Penutupan untuk segala jenis kegiatan di luar pembangunan tribun stadion yang menelan anggaran sebesar Rp13 miliar itu, dilakukan guna memberikan kelancaran atas kegiatan pembangunan tersebut, ujar petugas yang siaga di Stadion Amlapura, Selasa (12/7).
Namun demikian, mau tidak mau, penutupan berimbas pada event yang rencananya akan digelar di Lapangan Wikrama Mandala Amlapura, terpaksa harus dipindahkan ke tempat lain.
Seperti salah satu event musik Genggang Festival yang rencana awalnya diadakan pada 15 Juli 2022 mendatang di sebelah timur Lapangan Wikrama Mandala Amlapura, kini harus dipindahkan ke Lapangan Melawa Sibetan. Padahal sebagian tiket konser sudah terjual ke masyarakat.

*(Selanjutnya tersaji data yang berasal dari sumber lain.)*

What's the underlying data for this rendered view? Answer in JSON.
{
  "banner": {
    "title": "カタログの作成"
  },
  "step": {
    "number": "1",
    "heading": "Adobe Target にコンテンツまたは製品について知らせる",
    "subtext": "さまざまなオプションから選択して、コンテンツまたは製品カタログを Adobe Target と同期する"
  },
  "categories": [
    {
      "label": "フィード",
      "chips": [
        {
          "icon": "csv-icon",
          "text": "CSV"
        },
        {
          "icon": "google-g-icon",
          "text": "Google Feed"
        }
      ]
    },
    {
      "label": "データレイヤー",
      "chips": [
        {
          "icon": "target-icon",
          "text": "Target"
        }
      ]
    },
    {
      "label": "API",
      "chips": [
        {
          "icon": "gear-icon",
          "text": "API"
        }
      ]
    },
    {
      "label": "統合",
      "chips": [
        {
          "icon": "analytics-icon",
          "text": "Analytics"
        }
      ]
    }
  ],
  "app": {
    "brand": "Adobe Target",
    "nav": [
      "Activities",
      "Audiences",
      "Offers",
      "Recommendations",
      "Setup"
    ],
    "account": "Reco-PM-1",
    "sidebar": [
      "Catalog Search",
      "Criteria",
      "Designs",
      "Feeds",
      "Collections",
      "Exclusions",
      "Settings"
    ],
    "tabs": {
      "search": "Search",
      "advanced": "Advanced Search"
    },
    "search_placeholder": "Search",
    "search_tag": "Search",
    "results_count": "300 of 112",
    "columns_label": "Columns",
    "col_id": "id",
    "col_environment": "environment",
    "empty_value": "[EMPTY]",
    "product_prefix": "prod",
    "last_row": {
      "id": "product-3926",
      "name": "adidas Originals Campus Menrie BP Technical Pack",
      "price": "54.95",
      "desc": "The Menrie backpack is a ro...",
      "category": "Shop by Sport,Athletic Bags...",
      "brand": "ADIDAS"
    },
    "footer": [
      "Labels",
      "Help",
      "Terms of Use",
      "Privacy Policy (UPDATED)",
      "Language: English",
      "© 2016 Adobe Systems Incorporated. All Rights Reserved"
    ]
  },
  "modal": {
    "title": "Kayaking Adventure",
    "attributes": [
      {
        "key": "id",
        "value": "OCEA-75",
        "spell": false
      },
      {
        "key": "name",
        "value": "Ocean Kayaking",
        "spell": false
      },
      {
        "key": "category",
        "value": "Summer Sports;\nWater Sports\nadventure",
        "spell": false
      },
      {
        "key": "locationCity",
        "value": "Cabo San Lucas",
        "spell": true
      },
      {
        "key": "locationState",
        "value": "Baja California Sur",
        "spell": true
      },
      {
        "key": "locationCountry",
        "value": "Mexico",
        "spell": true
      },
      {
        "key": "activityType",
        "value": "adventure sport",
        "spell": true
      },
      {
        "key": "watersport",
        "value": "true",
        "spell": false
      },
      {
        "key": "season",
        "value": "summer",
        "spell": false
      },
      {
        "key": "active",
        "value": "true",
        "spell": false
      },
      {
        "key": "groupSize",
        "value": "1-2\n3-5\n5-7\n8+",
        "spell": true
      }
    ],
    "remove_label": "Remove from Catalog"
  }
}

“Menyikapi arahan dari Pemkab Karangasem, kami pindahkan venue/tempat acara kami. Ini demi mendukung program pemerintah, yaitu pembangunan tribun di Stadion Wikrama Mandala agar berjalan dengan lancar,” ujar salah seorang anggota Panitia Genggang Festival.
Pemindahan tempat pegelaran Genggang Fastival itupun kemudian diumumkan pada seluruh warga masyarakat melalui akun Instagram, terlebih pada masyarakat yang sudah membeli tiket masuk ke arena kegiatan. (LE-Ami)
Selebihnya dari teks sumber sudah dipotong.